Part of Dale Alcock’s ABN Group, which has traditionally operated in the house and land market, Parcel Property was formally launched two years ago.

Executive general manager Andrew Auret said it leveraged the balance sheet of the ABN Group and operated under an owner-developer model – buying, managing, retailing and developing product – with partner builder PACT Construction.

He said the fundamental advantage Parcel Property enjoyed over most other developers was that the financial backing of Dale Alcock and the ABN Group enabled it to begin the construction of projects without having the need for presales.

This, Mr Auret said, provided more security for its target market of owner-occupiers, with the need for sufficient presales often resulting in project start delays and uncertain completion dates.

“For many purchasers the completion date is ‘When do I sell my home?’ so certainty it’s a big issue, particularly when dealing with downsizer clientele,” Mr Auret told Business News.

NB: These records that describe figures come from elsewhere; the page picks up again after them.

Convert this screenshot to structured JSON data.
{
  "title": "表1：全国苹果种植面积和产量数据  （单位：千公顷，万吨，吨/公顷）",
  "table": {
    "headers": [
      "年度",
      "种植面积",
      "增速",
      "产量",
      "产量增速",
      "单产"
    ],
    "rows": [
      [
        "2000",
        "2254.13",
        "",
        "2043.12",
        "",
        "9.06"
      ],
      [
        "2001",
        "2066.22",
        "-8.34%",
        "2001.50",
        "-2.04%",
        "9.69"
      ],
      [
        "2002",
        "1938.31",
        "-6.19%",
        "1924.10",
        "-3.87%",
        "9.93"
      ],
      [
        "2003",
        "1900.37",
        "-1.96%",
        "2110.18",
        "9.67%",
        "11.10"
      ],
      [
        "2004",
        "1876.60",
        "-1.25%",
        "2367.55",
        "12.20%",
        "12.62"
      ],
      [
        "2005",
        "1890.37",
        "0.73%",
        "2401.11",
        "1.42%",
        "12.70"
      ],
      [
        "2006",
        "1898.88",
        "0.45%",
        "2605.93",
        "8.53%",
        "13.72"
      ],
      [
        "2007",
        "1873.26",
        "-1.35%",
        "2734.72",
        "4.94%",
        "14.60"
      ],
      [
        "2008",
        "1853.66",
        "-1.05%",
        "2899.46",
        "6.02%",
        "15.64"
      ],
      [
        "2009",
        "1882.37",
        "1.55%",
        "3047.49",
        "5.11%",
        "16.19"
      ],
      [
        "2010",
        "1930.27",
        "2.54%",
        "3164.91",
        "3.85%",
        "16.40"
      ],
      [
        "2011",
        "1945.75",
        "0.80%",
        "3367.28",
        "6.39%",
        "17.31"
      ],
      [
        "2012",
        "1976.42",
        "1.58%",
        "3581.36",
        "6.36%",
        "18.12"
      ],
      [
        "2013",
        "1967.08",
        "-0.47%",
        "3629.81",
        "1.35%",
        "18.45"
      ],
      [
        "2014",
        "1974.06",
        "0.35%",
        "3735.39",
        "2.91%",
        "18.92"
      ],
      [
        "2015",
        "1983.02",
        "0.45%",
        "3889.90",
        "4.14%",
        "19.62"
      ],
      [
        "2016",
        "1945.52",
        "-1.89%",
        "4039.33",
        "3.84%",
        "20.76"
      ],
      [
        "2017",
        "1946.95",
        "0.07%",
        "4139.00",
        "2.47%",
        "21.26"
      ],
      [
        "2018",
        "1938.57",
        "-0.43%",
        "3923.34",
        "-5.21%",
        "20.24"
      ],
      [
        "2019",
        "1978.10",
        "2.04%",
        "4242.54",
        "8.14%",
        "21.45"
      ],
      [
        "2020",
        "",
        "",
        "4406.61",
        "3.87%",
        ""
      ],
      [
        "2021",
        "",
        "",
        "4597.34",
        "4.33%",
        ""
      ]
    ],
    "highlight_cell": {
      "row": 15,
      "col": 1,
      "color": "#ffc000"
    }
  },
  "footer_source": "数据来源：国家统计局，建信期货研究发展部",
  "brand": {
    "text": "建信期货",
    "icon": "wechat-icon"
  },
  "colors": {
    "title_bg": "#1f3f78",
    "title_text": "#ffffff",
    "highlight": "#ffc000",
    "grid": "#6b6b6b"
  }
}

“I think the presales model is very difficult for Perth consumers because many don’t have a relationship with apartments; we’re dealing with a customer that hasn’t had that living experience.

“In our projects we’ll rush forward a display suite or demonstrate key elements like kitchens because we’ve found there’s a definite benefit with being able  to touch and feel.

“Low deposits are another part of our offering; if you’re a downsizer and you’ve got all the equity in your home, trying to find a 10 per cent deposit of a $600,000 apartment is a lot of cash. 

“This unique financing model also means we can offer deposits as low as $10,000 on our projects, simply because we don’t rely on the traditional banking model.”

Mr Auret said the team had also created a buyer’s guide with a glossary of terms for things like strata schemes and unit entitlements, with education a key part of its selling process.

Parcel Property completed its first apartment project, Fringe, in Mount Lawley last year, comprising 48 dwellings. It has two other projects currently under construction – the 23-apartment Edition Como development, and Carrington57 in Palmyra, a 24-apartment project.

“We’ve taken a measured approach to growth in the apartment market,” Mr Auret said.

“Perth will mature with infill development and if ABN still wants to build homes it will need lots of different offerings, so housing choice is part of why the Parcel apartment business exists.

“Yes the property market has been distressed, but thanks to those restrictive lending requirements there has been an undersupply in some of those key (suburban) locations.”